Tactical voting could become another critical factor in the results on June 8th. One in five voters now say they plan to use their vote strategically for a party which can win, rather than throw it away (quite remarkably, more than twice as many people are now ready to do this compared to 2015 – showing the speed with which tribal loyalties are decaying). With almost no preparation, a wave of new strategic movements like the Progressive Alliance, More United, Tactical2017 and Best for Britain have been mobilising impressive bottom-up power, crowdfunding hundreds of thousands of pounds between them, providing voting recommendations and doing independent campaigning for candidates who share their views.

Local factors and local campaigns could make more of a difference than ever before. In South West Surrey, the main challenger to Jeremy Hunt now looks to be Louise Irvine of National Health Action; while Claire Wright, the popular independent who came second in East Devon last time, has raised her full budget for the election on Crowdpac and has hundreds of activists campaigning for her. These “new politics” candidates are also being lifted up by the new movements as the best placed candidates to win.
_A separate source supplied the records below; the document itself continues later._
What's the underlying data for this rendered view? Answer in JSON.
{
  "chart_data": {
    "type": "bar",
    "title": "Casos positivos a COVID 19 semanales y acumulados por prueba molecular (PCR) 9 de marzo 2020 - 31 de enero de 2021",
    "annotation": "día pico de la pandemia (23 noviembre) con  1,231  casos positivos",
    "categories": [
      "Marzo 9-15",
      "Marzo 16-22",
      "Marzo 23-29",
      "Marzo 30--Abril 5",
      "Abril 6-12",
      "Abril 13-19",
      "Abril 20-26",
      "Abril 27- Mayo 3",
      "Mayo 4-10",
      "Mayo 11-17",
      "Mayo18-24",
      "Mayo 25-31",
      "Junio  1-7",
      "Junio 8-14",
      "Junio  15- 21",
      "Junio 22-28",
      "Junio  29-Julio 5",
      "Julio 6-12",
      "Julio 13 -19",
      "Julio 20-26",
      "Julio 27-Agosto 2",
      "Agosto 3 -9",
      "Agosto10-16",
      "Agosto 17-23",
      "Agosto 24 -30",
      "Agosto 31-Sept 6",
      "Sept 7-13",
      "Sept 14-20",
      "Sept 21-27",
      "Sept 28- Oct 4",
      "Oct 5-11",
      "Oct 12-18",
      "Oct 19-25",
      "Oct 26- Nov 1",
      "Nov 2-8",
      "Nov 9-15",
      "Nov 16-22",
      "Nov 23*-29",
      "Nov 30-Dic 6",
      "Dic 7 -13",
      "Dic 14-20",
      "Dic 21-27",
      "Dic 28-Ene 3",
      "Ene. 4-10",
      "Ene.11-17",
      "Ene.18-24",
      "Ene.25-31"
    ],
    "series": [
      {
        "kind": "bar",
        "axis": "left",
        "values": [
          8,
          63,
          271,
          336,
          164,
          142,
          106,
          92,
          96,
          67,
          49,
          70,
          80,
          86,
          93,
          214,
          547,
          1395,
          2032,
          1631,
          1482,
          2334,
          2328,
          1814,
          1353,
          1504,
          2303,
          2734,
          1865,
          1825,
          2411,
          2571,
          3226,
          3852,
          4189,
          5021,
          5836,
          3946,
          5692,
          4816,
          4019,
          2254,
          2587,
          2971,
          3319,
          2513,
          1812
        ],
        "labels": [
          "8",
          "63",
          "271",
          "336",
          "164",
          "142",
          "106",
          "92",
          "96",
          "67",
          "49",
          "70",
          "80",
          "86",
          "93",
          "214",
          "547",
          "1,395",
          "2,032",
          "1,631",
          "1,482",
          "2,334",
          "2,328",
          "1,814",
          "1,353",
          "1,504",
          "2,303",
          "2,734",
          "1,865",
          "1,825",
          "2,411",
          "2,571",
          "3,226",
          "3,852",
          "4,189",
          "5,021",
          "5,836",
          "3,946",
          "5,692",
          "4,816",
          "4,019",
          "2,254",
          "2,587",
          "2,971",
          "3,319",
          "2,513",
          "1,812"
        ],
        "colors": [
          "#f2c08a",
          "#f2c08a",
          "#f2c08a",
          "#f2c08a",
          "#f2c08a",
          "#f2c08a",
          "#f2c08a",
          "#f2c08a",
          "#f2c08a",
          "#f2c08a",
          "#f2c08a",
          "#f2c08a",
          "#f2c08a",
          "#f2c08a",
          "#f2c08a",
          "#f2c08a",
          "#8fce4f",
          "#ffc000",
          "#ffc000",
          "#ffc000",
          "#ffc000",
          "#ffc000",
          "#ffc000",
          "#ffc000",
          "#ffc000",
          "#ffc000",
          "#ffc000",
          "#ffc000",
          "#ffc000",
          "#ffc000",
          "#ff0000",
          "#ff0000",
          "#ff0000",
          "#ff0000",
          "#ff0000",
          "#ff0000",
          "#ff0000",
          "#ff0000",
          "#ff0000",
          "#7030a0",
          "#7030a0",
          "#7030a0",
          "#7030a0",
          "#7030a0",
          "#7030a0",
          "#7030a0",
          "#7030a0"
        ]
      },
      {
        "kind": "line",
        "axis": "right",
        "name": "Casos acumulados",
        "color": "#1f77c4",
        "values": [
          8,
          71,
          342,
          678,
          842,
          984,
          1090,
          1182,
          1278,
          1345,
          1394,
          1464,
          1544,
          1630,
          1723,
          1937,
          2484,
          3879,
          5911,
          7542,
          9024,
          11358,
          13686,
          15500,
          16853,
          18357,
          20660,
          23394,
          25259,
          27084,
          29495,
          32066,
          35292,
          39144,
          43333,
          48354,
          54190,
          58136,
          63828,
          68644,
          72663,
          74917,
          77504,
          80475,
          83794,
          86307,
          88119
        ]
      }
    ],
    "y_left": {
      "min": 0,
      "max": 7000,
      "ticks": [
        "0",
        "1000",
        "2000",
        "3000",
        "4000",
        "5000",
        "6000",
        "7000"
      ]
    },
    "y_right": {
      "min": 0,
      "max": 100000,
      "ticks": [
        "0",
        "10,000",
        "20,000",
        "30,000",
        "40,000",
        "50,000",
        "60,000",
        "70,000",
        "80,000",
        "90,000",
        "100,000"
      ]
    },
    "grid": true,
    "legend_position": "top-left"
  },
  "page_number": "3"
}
Many mainstream party candidates are also going out of their way to emphasise their independent-mindedness, and starting to run more locally tailored campaigns. In Brighton, Peter Kyle has been crowdfunding a successful Corbyn-skeptic campaign — while next door, Kemptown challenger Lloyd Russell-Moyle is embracing the progressive alliance which could help him win with Green support. But there remains an element of self-defeating reluctance among the parties to embrace new techniques (and some officials are still warning candidates against crowdfunding, despite the fact that Crowdpac now makes it easy to raise vital additional funds completely legally!).

People-powered campaigning is not the exclusive preserve of the left; as I have written elsewhere, it played an important role in the success of the Brexit and Trump insurgencies. But it is striking both how tightly Theresa May’s Conservatives have stuck tightly to their repertoire of big donor money, focus-grouped messages and micro-targeted advertising, and how hollow these tactics are beginning to look. While this old politics playbook may be enough to win this time, it is increasingly looking like such a victory will be pyrrhic.

Ultimately, the future of politics in Britain is about much more than Theresa May or Jeremy Corbyn. Both are accidental leaders. The real question is who can open the door to a new politics — one in which citizens are more empowered and able to live larger and more fulfilled lives, and we can navigate the tricky straits of twenty-first century politics together as a society. There will be many lessons to learn in the days after the election, and new campaigns to fight. But this brief and turbulent campaign is already revealing many reasons for hope.

Paul Hilder is co-founder and chief international officer at Crowdpac

3 Responses to “How people power can beat the big donors – from crowdfunding to tactical voting”

  1. Juteman

    Talk of a progressive alliance is fine, but maybe tell that to Labour in Scotland. They are urging voters to vote Tory to beat the SNP in certain seats.
    They seem to have forgotten that this is a GE, not Indyref2.

  2. Tony

    The Labour website allows you to donate to a particular Labour candidate. This is a great idea although I am a bit sceptical as to whether that is what really happens and so I only donated a modest sum.

  3. GordieRee

    Tony, scepticism? Be bold. Take a risk. Increase your donation. Let someone else decide where the biggest bang for the buck can be found. This is about getting 326 seats. Which ones is a matter of secondary importance.